Su segundo recuerdo infantil le marca un camino en el que priman la sencillez y la autenticidad. Un abrazo.
Tu texto le da otro sentido al refrán de que «los borrachos, como los niños, siempre dicen la verdad». ¿Será acaso que cuando los niveles de alcohol han rebasado al metabolismo, la gente recupera su niñez?
Deliciosa narración que, como siempre, dice mucho más de lo que se lee en líneas.
Abrazobeso gozoso y cariñoso, mi querido hermano.
Este borracho (el del cuento) toma conciencia de una gran verdad: el alcohol no es un camino, si bien, pienso, su consumo moderado ayuda a sobrellevar la vida.
El alcohol (y hay que ver la gran variedad existente) es un euforizante natural. Las neuronas se ponen la mar de alegres.
Beber en demasía desata la lengua y hace más sincera a la gente, y más pesada y a menudo más llorona.

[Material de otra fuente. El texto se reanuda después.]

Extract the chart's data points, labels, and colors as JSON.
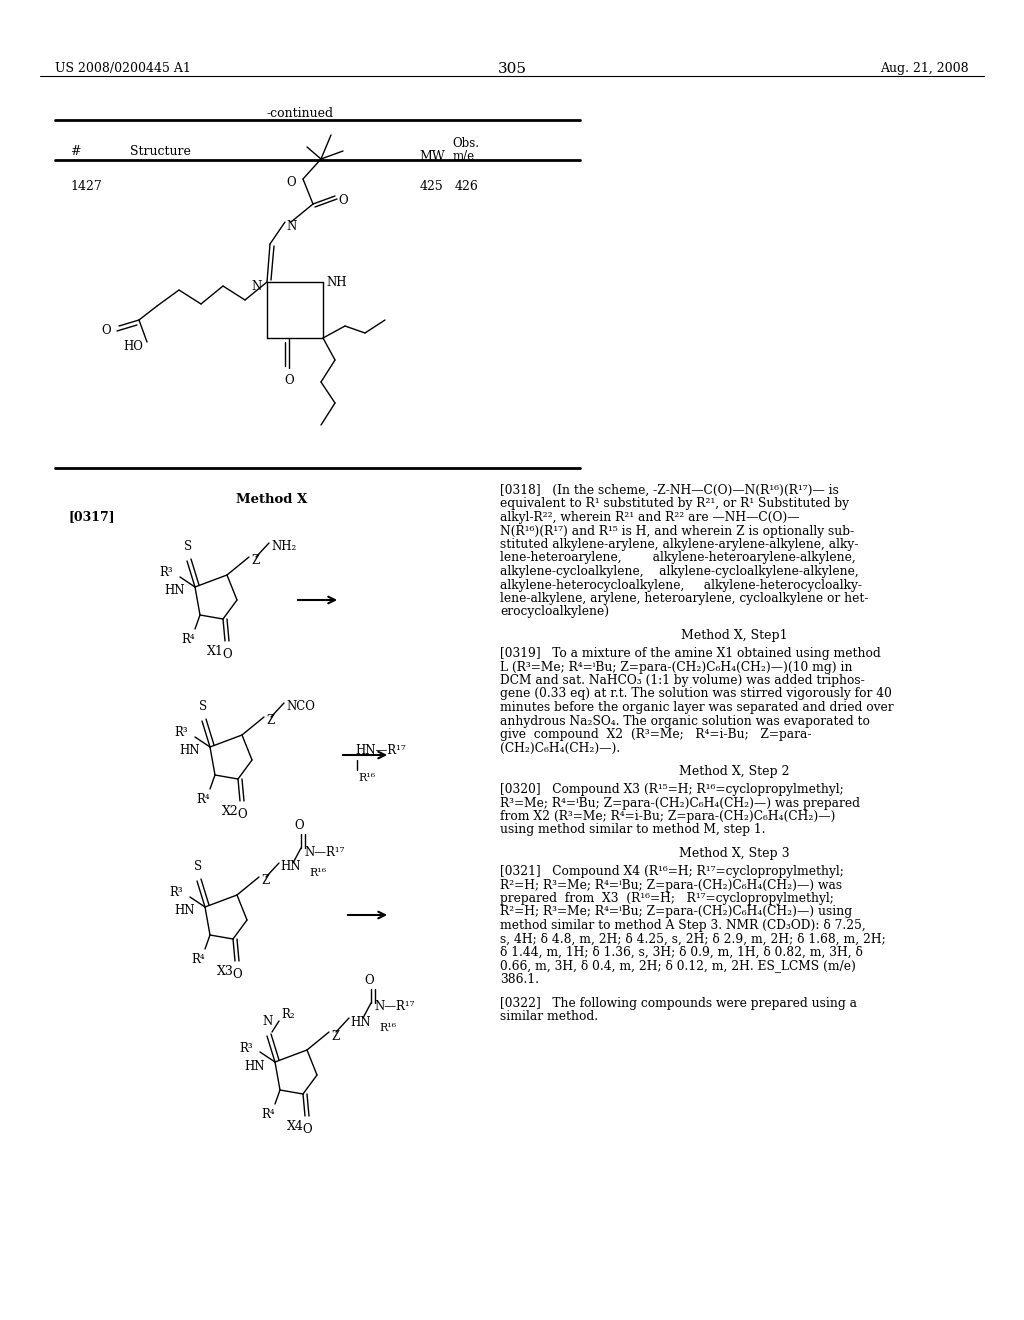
{
  "page_number": "305",
  "patent_number": "US 2008/0200445 A1",
  "patent_date": "Aug. 21, 2008",
  "background_color": "#ffffff",
  "text_color": "#000000",
  "continued_label": "-continued",
  "num_1427": "1427",
  "mw_1427": "425",
  "obs_1427": "426",
  "method_x_label": "Method X",
  "paragraph_0317": "[0317]",
  "p0318_lines": [
    "[0318]   (In the scheme, -Z-NH—C(O)—N(R¹⁶)(R¹⁷)— is",
    "equivalent to R¹ substituted by R²¹, or R¹ Substituted by",
    "alkyl-R²², wherein R²¹ and R²² are —NH—C(O)—",
    "N(R¹⁶)(R¹⁷) and R¹⁵ is H, and wherein Z is optionally sub-",
    "stituted alkylene-arylene, alkylene-arylene-alkylene, alky-",
    "lene-heteroarylene,        alkylene-heteroarylene-alkylene,",
    "alkylene-cycloalkylene,    alkylene-cycloalkylene-alkylene,",
    "alkylene-heterocycloalkylene,     alkylene-heterocycloalky-",
    "lene-alkylene, arylene, heteroarylene, cycloalkylene or het-",
    "erocycloalkylene)"
  ],
  "step1_title": "Method X, Step1",
  "p0319_lines": [
    "[0319]   To a mixture of the amine X1 obtained using method",
    "L (R³=Me; R⁴=ⁱBu; Z=para-(CH₂)C₆H₄(CH₂)—)(10 mg) in",
    "DCM and sat. NaHCO₃ (1:1 by volume) was added triphos-",
    "gene (0.33 eq) at r.t. The solution was stirred vigorously for 40",
    "minutes before the organic layer was separated and dried over",
    "anhydrous Na₂SO₄. The organic solution was evaporated to",
    "give  compound  X2  (R³=Me;   R⁴=i-Bu;   Z=para-",
    "(CH₂)C₆H₄(CH₂)—)."
  ],
  "step2_title": "Method X, Step 2",
  "p0320_lines": [
    "[0320]   Compound X3 (R¹⁵=H; R¹⁶=cyclopropylmethyl;",
    "R³=Me; R⁴=ⁱBu; Z=para-(CH₂)C₆H₄(CH₂)—) was prepared",
    "from X2 (R³=Me; R⁴=i-Bu; Z=para-(CH₂)C₆H₄(CH₂)—)",
    "using method similar to method M, step 1."
  ],
  "step3_title": "Method X, Step 3",
  "p0321_lines": [
    "[0321]   Compound X4 (R¹⁶=H; R¹⁷=cyclopropylmethyl;",
    "R²=H; R³=Me; R⁴=ⁱBu; Z=para-(CH₂)C₆H₄(CH₂)—) was",
    "prepared  from  X3  (R¹⁶=H;   R¹⁷=cyclopropylmethyl;",
    "R²=H; R³=Me; R⁴=ⁱBu; Z=para-(CH₂)C₆H₄(CH₂)—) using",
    "method similar to method A Step 3. NMR (CD₃OD): δ 7.25,",
    "s, 4H; δ 4.8, m, 2H; δ 4.25, s, 2H; δ 2.9, m, 2H; δ 1.68, m, 2H;",
    "δ 1.44, m, 1H; δ 1.36, s, 3H; δ 0.9, m, 1H, δ 0.82, m, 3H, δ",
    "0.66, m, 3H, δ 0.4, m, 2H; δ 0.12, m, 2H. ES_LCMS (m/e)",
    "386.1."
  ],
  "p0322_lines": [
    "[0322]   The following compounds were prepared using a",
    "similar method."
  ]
}
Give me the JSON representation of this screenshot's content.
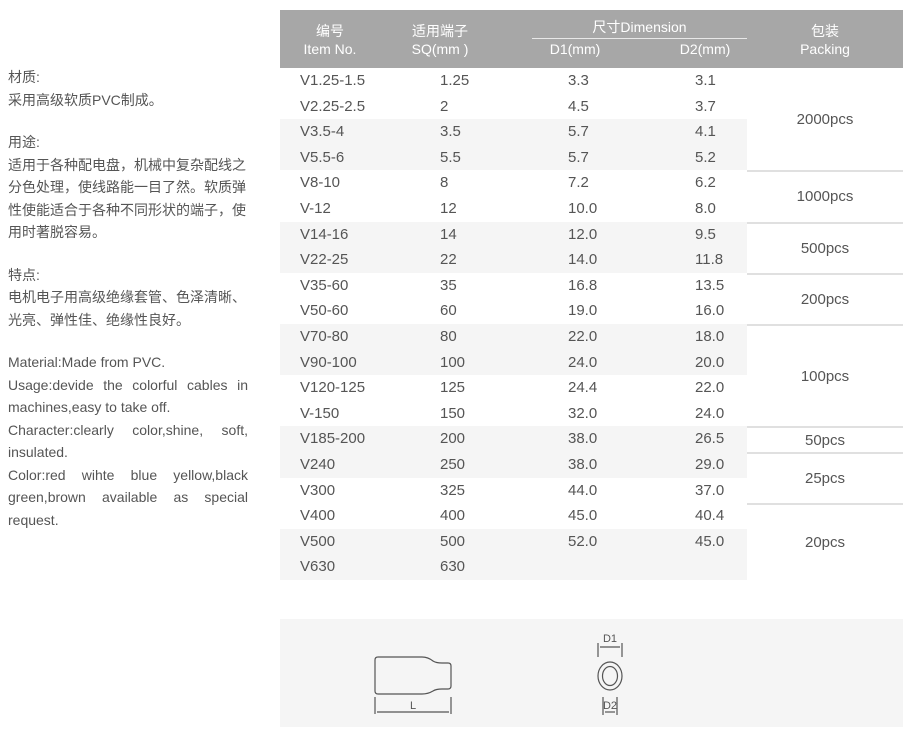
{
  "description": {
    "cn_material_title": "材质:",
    "cn_material_text": "采用高级软质PVC制成。",
    "cn_usage_title": "用途:",
    "cn_usage_text": "适用于各种配电盘，机械中复杂配线之分色处理，使线路能一目了然。软质弹性使能适合于各种不同形状的端子，使用时著脱容易。",
    "cn_feature_title": "特点:",
    "cn_feature_text": "电机电子用高级绝缘套管、色泽清晰、光亮、弹性佳、绝缘性良好。",
    "en_material": "Material:Made from PVC.",
    "en_usage": "Usage:devide the colorful cables in machines,easy to take off.",
    "en_character": "Character:clearly color,shine, soft, insulated.",
    "en_color": "Color:red wihte blue yellow,black green,brown available as special request."
  },
  "table": {
    "header": {
      "item_cn": "编号",
      "item_en": "Item No.",
      "sq_cn": "适用端子",
      "sq_en": "SQ(mm )",
      "dimension": "尺寸Dimension",
      "d1": "D1(mm)",
      "d2": "D2(mm)",
      "packing_cn": "包装",
      "packing_en": "Packing"
    },
    "rows": [
      [
        "V1.25-1.5",
        "1.25",
        "3.3",
        "3.1"
      ],
      [
        "V2.25-2.5",
        "2",
        "4.5",
        "3.7"
      ],
      [
        "V3.5-4",
        "3.5",
        "5.7",
        "4.1"
      ],
      [
        "V5.5-6",
        "5.5",
        "5.7",
        "5.2"
      ],
      [
        "V8-10",
        "8",
        "7.2",
        "6.2"
      ],
      [
        "V-12",
        "12",
        "10.0",
        "8.0"
      ],
      [
        "V14-16",
        "14",
        "12.0",
        "9.5"
      ],
      [
        "V22-25",
        "22",
        "14.0",
        "11.8"
      ],
      [
        "V35-60",
        "35",
        "16.8",
        "13.5"
      ],
      [
        "V50-60",
        "60",
        "19.0",
        "16.0"
      ],
      [
        "V70-80",
        "80",
        "22.0",
        "18.0"
      ],
      [
        "V90-100",
        "100",
        "24.0",
        "20.0"
      ],
      [
        "V120-125",
        "125",
        "24.4",
        "22.0"
      ],
      [
        "V-150",
        "150",
        "32.0",
        "24.0"
      ],
      [
        "V185-200",
        "200",
        "38.0",
        "26.5"
      ],
      [
        "V240",
        "250",
        "38.0",
        "29.0"
      ],
      [
        "V300",
        "325",
        "44.0",
        "37.0"
      ],
      [
        "V400",
        "400",
        "45.0",
        "40.4"
      ],
      [
        "V500",
        "500",
        "52.0",
        "45.0"
      ],
      [
        "V630",
        "630",
        "",
        ""
      ]
    ],
    "packing": [
      {
        "label": "2000pcs",
        "rows": 4
      },
      {
        "label": "1000pcs",
        "rows": 2
      },
      {
        "label": "500pcs",
        "rows": 2
      },
      {
        "label": "200pcs",
        "rows": 2
      },
      {
        "label": "100pcs",
        "rows": 4
      },
      {
        "label": "50pcs",
        "rows": 1
      },
      {
        "label": "25pcs",
        "rows": 2
      },
      {
        "label": "20pcs",
        "rows": 3
      }
    ]
  },
  "diagram": {
    "length_label": "L",
    "d1_label": "D1",
    "d2_label": "D2"
  }
}
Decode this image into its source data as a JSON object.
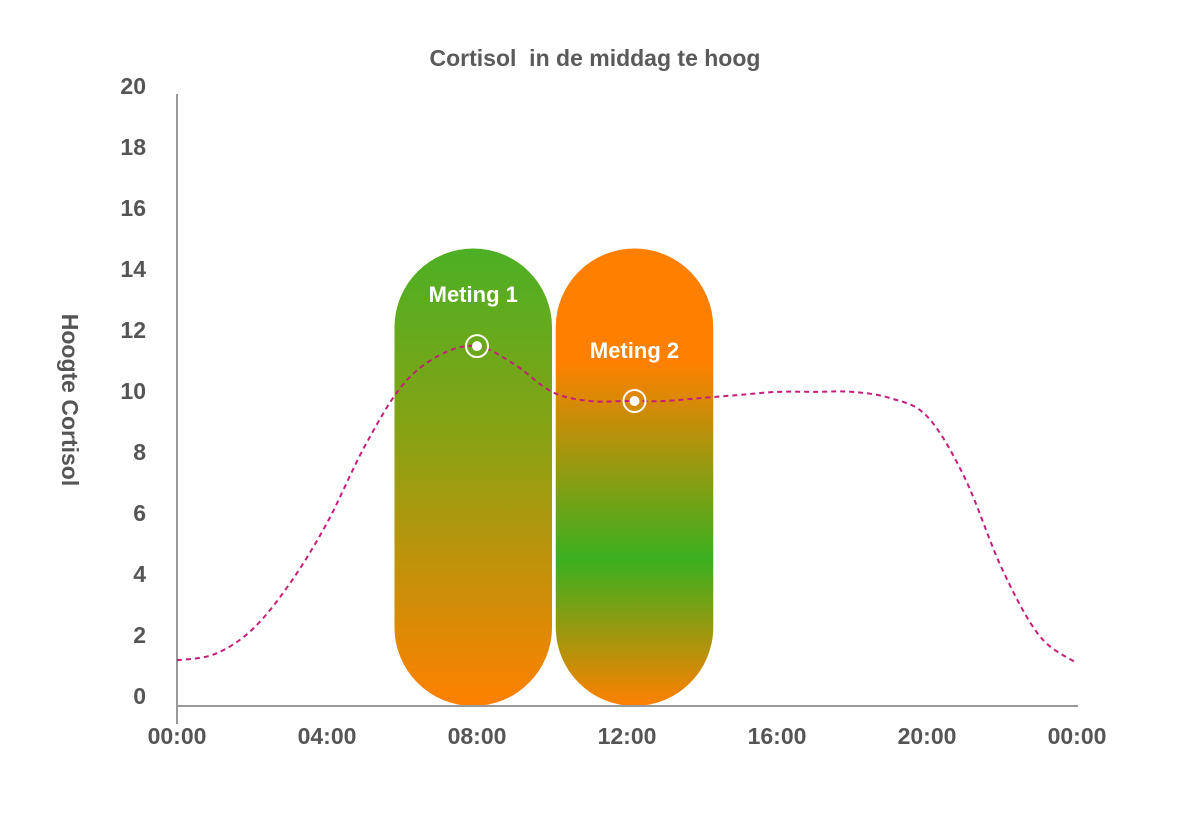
{
  "chart_data": {
    "type": "line",
    "title": "Cortisol  in de middag te hoog",
    "xlabel": "",
    "ylabel": "Hoogte Cortisol",
    "x_ticks": [
      "00:00",
      "04:00",
      "08:00",
      "12:00",
      "16:00",
      "20:00",
      "00:00"
    ],
    "x_tick_values": [
      0,
      4,
      8,
      12,
      16,
      20,
      24
    ],
    "y_ticks": [
      0,
      2,
      4,
      6,
      8,
      10,
      12,
      14,
      16,
      18,
      20
    ],
    "xlim": [
      0,
      24
    ],
    "ylim": [
      0,
      20
    ],
    "grid": false,
    "series": [
      {
        "color": "#c41e7a",
        "dashed": true,
        "x": [
          0,
          1,
          2,
          3,
          4,
          5,
          6,
          7,
          8,
          9,
          10,
          11,
          12,
          13,
          14,
          15,
          16,
          17,
          18,
          19,
          20,
          21,
          22,
          23,
          24
        ],
        "y": [
          1.5,
          1.7,
          2.5,
          4.0,
          6.0,
          8.5,
          10.5,
          11.5,
          11.8,
          11.2,
          10.3,
          10.0,
          10.0,
          10.0,
          10.1,
          10.2,
          10.3,
          10.3,
          10.3,
          10.1,
          9.5,
          7.5,
          4.5,
          2.3,
          1.4
        ]
      }
    ],
    "measurements": [
      {
        "label": "Meting 1",
        "x": 8,
        "y": 11.8,
        "band_x_range": [
          5.8,
          10.0
        ],
        "band_y_range": [
          0,
          15
        ],
        "color_top": "#4caf24",
        "color_bottom": "#ff8000"
      },
      {
        "label": "Meting 2",
        "x": 12.2,
        "y": 10.0,
        "band_x_range": [
          10.1,
          14.3
        ],
        "band_y_range": [
          0,
          15
        ],
        "color_top": "#ff8000",
        "color_middle": "#3ab01f",
        "color_bottom": "#ff8000"
      }
    ],
    "colors": {
      "axis": "#999999",
      "text": "#555555",
      "curve": "#c41e7a",
      "marker": "#ffffff"
    }
  }
}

Pero es cierto que «In vino veritas». En este sentido los borrachos y los niños se dan la mano. Un abrazo.
Me gusta esta manera de retratar los recuerdos de la infancia. En el fondo son así, jirones, sensaciones, imágenes.
Son fogonazos que iluminan lo vivido. Los recuerdos se parecen a los sueños nocturnos. A ambos, después, hay que interpretarlos y darles su sitio en la historia personal.